Local organization Family Patterns Matter will be among the many agencies partnering with the Georgia Division of Family and Children’s Services for the “State of Hope” initiative.
Family Patterns Matter works with youth and their families to try and break negative generational patterns, and also talks with youth about various issues including bullying and self harm.
Organizations around the state were invited to apply to be State of Hope sites. Five programs were awarded seed funding and technical support, while other organizations were also invited to participate. Family Patterns Matter is classified as an “emerging site.” There are a total of 57 participating organizations.
The State of Hope supports grass-roots, innovative efforts focusing on one or more of four categories: education, being/becoming trauma informed, quality caregiving and economic self-sufficiency.
“What it really is, is for this agency and the people within this agency to come alongside and work with and labor with all those of you who are in the community doing this good work, to try to help you do this work better,” said Tom Rawlings, interim DFCS state director. “And to encourage you to keep doing it, because the more that you and the community do this work, the better we can do our work.”

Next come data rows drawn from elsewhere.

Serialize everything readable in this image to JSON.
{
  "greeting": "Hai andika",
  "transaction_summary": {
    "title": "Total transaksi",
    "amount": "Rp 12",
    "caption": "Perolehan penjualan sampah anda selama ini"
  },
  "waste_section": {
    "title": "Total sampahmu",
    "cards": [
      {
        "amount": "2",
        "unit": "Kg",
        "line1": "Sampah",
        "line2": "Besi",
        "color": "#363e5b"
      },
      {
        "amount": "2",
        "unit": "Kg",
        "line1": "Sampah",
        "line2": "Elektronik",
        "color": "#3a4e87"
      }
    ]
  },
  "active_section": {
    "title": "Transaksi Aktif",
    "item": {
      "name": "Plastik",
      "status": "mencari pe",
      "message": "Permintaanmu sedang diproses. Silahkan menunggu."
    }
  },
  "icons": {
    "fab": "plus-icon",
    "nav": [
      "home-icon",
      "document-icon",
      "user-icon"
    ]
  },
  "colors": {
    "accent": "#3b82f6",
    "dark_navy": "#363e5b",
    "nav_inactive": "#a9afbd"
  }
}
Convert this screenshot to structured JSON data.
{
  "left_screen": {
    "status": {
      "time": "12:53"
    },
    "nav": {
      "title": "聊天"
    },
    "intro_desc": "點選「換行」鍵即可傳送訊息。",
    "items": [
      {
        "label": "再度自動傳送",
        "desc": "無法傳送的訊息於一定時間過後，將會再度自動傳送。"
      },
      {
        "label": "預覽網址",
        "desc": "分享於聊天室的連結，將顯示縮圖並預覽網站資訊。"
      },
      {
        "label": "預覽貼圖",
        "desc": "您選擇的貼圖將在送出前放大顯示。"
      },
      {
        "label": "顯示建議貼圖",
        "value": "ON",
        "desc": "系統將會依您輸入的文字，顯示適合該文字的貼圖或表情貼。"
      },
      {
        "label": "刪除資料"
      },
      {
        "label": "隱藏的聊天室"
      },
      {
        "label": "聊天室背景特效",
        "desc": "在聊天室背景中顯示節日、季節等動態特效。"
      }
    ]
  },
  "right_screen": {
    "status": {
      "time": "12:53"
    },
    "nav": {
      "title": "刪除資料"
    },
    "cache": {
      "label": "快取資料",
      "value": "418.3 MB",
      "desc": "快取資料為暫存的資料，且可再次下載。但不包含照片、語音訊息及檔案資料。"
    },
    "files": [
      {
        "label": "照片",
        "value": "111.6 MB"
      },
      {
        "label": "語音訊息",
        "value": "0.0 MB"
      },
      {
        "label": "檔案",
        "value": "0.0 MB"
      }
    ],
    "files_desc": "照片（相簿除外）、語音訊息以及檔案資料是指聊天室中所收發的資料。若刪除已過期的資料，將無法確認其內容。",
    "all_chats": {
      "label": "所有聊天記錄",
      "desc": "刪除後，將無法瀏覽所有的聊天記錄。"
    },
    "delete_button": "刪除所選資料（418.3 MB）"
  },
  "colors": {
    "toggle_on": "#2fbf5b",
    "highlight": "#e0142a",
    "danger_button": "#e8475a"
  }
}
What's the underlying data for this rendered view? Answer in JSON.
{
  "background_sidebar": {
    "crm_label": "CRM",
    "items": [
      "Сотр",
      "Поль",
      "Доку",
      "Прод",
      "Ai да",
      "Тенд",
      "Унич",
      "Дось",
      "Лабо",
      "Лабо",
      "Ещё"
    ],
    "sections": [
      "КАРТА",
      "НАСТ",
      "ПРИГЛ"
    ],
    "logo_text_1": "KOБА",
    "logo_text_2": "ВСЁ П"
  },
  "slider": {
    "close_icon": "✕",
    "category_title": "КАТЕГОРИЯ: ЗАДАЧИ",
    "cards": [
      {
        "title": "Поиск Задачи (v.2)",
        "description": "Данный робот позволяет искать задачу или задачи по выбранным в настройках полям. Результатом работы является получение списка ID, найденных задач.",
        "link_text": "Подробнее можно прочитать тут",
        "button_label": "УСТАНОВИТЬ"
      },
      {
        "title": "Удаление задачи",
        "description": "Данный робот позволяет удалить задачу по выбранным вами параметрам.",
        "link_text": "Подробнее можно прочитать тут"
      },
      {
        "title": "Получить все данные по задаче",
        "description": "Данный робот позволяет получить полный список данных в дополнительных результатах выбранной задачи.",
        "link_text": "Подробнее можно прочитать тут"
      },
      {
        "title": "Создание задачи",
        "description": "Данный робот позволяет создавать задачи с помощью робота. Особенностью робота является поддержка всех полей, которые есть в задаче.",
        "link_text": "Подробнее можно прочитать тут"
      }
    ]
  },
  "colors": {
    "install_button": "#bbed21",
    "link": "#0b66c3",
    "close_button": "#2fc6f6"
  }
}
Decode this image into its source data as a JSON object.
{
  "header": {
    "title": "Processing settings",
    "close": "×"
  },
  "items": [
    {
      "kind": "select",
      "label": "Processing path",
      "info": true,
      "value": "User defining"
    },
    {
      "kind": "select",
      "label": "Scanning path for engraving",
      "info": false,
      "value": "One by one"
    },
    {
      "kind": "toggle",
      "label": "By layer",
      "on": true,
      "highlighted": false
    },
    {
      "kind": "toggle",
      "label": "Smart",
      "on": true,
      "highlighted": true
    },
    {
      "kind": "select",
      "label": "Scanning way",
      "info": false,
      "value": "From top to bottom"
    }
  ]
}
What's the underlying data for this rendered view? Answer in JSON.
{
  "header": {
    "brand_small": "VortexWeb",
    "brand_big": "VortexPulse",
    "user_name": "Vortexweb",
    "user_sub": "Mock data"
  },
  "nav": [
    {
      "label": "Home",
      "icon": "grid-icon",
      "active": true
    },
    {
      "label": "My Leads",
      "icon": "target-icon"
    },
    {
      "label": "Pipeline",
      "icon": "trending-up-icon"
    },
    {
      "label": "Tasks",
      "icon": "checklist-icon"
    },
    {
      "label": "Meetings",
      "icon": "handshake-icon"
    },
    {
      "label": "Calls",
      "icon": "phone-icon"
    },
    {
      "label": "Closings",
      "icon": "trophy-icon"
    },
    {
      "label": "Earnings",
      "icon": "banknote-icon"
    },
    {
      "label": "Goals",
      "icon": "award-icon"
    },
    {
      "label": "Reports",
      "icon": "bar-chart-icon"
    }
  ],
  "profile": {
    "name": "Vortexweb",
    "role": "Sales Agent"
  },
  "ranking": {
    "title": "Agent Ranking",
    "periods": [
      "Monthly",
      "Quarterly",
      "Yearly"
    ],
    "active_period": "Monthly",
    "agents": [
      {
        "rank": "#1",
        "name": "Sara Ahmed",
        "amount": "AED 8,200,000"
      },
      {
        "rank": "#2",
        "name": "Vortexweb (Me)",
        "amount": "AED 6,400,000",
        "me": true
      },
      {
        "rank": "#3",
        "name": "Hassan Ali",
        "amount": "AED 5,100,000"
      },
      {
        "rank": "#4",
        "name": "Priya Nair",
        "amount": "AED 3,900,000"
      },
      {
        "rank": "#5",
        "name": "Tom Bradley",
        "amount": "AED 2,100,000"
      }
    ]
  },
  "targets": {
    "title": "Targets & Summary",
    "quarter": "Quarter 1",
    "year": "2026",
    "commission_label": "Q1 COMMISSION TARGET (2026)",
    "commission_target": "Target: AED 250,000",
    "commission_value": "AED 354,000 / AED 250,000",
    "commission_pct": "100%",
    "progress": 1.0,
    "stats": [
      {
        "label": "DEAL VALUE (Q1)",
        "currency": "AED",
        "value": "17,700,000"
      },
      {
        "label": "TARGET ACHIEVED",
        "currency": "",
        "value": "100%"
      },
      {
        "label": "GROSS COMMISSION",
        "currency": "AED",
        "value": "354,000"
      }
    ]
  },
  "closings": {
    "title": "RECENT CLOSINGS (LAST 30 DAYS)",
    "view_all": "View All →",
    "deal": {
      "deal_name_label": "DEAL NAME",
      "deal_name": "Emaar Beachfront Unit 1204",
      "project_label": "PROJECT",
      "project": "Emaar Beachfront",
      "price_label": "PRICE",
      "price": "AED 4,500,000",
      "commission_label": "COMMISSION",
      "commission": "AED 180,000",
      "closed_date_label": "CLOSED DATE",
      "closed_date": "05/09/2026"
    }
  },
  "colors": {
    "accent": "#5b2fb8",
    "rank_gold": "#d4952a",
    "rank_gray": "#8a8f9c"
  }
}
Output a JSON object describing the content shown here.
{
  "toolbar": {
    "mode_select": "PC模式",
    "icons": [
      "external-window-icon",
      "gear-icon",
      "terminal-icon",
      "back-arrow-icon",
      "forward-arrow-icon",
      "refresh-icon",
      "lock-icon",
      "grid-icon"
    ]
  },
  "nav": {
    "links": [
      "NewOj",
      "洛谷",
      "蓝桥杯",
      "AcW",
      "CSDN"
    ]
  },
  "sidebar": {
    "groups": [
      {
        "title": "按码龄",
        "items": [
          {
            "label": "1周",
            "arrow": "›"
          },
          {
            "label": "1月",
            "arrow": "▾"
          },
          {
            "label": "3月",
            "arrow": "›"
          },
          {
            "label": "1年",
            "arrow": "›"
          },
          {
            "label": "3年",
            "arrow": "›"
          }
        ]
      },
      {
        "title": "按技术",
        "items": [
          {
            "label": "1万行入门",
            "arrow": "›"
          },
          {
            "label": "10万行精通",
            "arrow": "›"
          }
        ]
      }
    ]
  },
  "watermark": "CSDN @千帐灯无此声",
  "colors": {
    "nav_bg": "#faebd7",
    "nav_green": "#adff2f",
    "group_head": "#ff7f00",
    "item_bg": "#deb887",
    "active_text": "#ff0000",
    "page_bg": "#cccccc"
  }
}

“It’s about supporting the front lines,” he said. “We know that there are folks out in the community who are already doing good work, and our job is to come out and reach out and say – how can we do this work together? Find out how we can do it better,” Rawlings said. “We can’t do this work alone.”
One goal of the State of Hope is for organizations to help communities take care of their own, said Dahlia Bell-Brown, DFCS chief innovation officer. If families can be supported, maybe children won’t ever have to come into foster care in the first place.
State of Hope partners in Region 4 were invited to a series of meetings Monday in Griffin. Region 4 covers Carroll, Coweta, Heard, Fayette, Henry, Spalding, Butts, Troup, Meriwether, Pike, Lamar and Upson counties.
“Learning often happens when you meet someone who does similar work,” Bell-Brown said. The various partners were given opportunities to network and connect with each other.
“We are very excited to be chosen,” said Linda Kirkpatrick of Family Patterns Matter. “We believe that hope is what it takes to make our families change.”
Kirkpatrick said since founding the organization five years ago, they found “our answers are found through the children – what they do, what they say, and how they react when you talk to them.
“Our idea is that through the kids, we understand what is needed in the family,” Kirkpatrick continued. “We know the resources, we want to connect them with them (resources) and let them not have to use them after a while,” she said. “Our main purpose is to preserve the family and to change the unhealthy generational patterns.”